Bank of America vs. Philippine Racing Club
G.R. 150228 July 30, 2009 Ponente: Leonardo-De Castro, J: Facts: 1. Plaintiff PRCI is a domestic corporation which maintains a current account with petitioner Bank of America. Its authorized signatories are the company President and Vice-President. By virtue of a travel abroad for these officers, they pre-signed checks to accommodate any expenses that may come up while they were abroad for a business trip. The said pre-signed checks were left for safekeeping by PRCs accounting officer. Unfortunately, the two (2) of said checks came into the hands of one of its employees who managed to encash it with petitioner bank. The said check was filled in with the use of a check-writer, wherein in the blank for the 'Payee', the amount in words was written, with the word 'Cash' written above it. 2. Clearly there was an irregularity with the filling up of the blank checks as both showed similar infirmities and irregularities and yet, the petitioner bank did not try to verify with the corporation and proceeded to encash the checks. 3. PRC filed an action for damages against the bank. The lower court awarded actual and exemplary damages. On appeal, the CA affirmed the lower court's decision and held that the bank was negligent. Hence this appeal. Petitioner contends that it was merely doing its obligation under the law and contract in encashing the checks, since the signatures in the checks are genuine.
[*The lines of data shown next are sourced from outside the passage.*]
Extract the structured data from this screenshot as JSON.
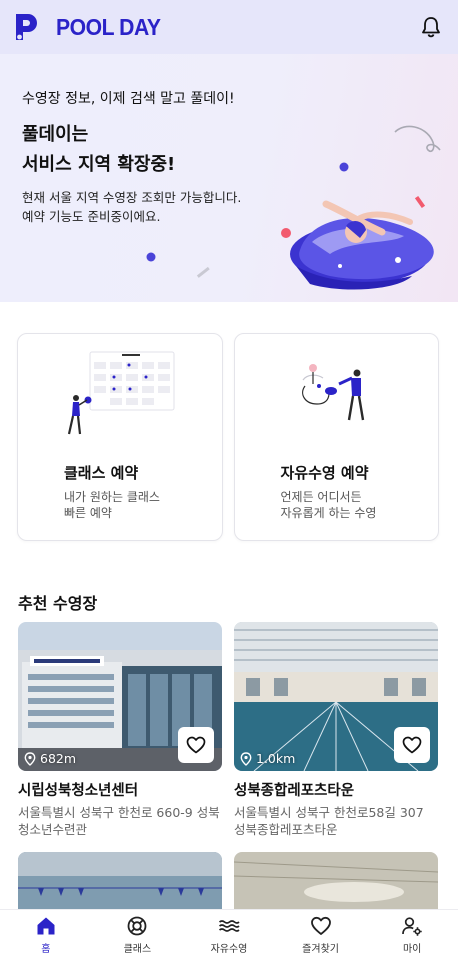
{
  "app": {
    "name": "POOL DAY"
  },
  "hero": {
    "eyebrow": "수영장 정보, 이제 검색 말고 풀데이!",
    "title_line1": "풀데이는",
    "title_line2": "서비스 지역 확장중!",
    "desc_line1": "현재 서울 지역 수영장 조회만 가능합니다.",
    "desc_line2": "예약 기능도 준비중이에요."
  },
  "services": [
    {
      "title": "클래스 예약",
      "sub_line1": "내가 원하는 클래스",
      "sub_line2": "빠른 예약"
    },
    {
      "title": "자유수영 예약",
      "sub_line1": "언제든 어디서든",
      "sub_line2": "자유롭게 하는 수영"
    }
  ],
  "recommended": {
    "title": "추천 수영장",
    "pools": [
      {
        "distance": "682m",
        "name": "시립성북청소년센터",
        "address": "서울특별시 성북구 한천로 660-9 성북청소년수련관"
      },
      {
        "distance": "1.0km",
        "name": "성북종합레포츠타운",
        "address": "서울특별시 성북구 한천로58길 307 성북종합레포츠타운"
      }
    ]
  },
  "tabs": [
    {
      "label": "홈",
      "icon": "home-icon",
      "active": true
    },
    {
      "label": "클래스",
      "icon": "lifebuoy-icon",
      "active": false
    },
    {
      "label": "자유수영",
      "icon": "waves-icon",
      "active": false
    },
    {
      "label": "즐겨찾기",
      "icon": "heart-icon",
      "active": false
    },
    {
      "label": "마이",
      "icon": "user-settings-icon",
      "active": false
    }
  ],
  "colors": {
    "brand": "#2b23c8",
    "hero_bg": "#eeeefc",
    "header_bg": "#e6e6fa"
  }
}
Issue: Whether or not the petitioner can be held liable for negligence and thus should pay damages to PRC
Both parties are held to be at fault but the bank
has the last clear chance to prevent the fraudulent encashment hence it is the one foremost liable . 1. There was no dispute that the signatures in the checks are genuine but the presence of irregularities on the face of the check should have alerted the bank to exercise caution before encashing them. It is well-settled that banks are in the business impressed with public interest that they are duty bound to protect their clients and their deposits at all times. They must treat the accounts of these clients with meticulousness and a highest degree of care considering the fiduciary nature of their relationship. The diligence required of banks are more than that of a good father of a family.
2. The PRC officers' practice of pre-signing
checks is a seriously negligent and highly risky behavior which makes them also contributor to the loss. It's own negligence must therefore mitigate the petitioner's liability. Moreover, the person who stole the checks is also an employee of the plaintiff, a cleck in its accounting department at that. As the employer, PRC supposedly should have control and supervision over its own employees. 3. The court held that the petitioner is liable for 60% of the total amount of damages while PRC should shoulder 40% of the said amount.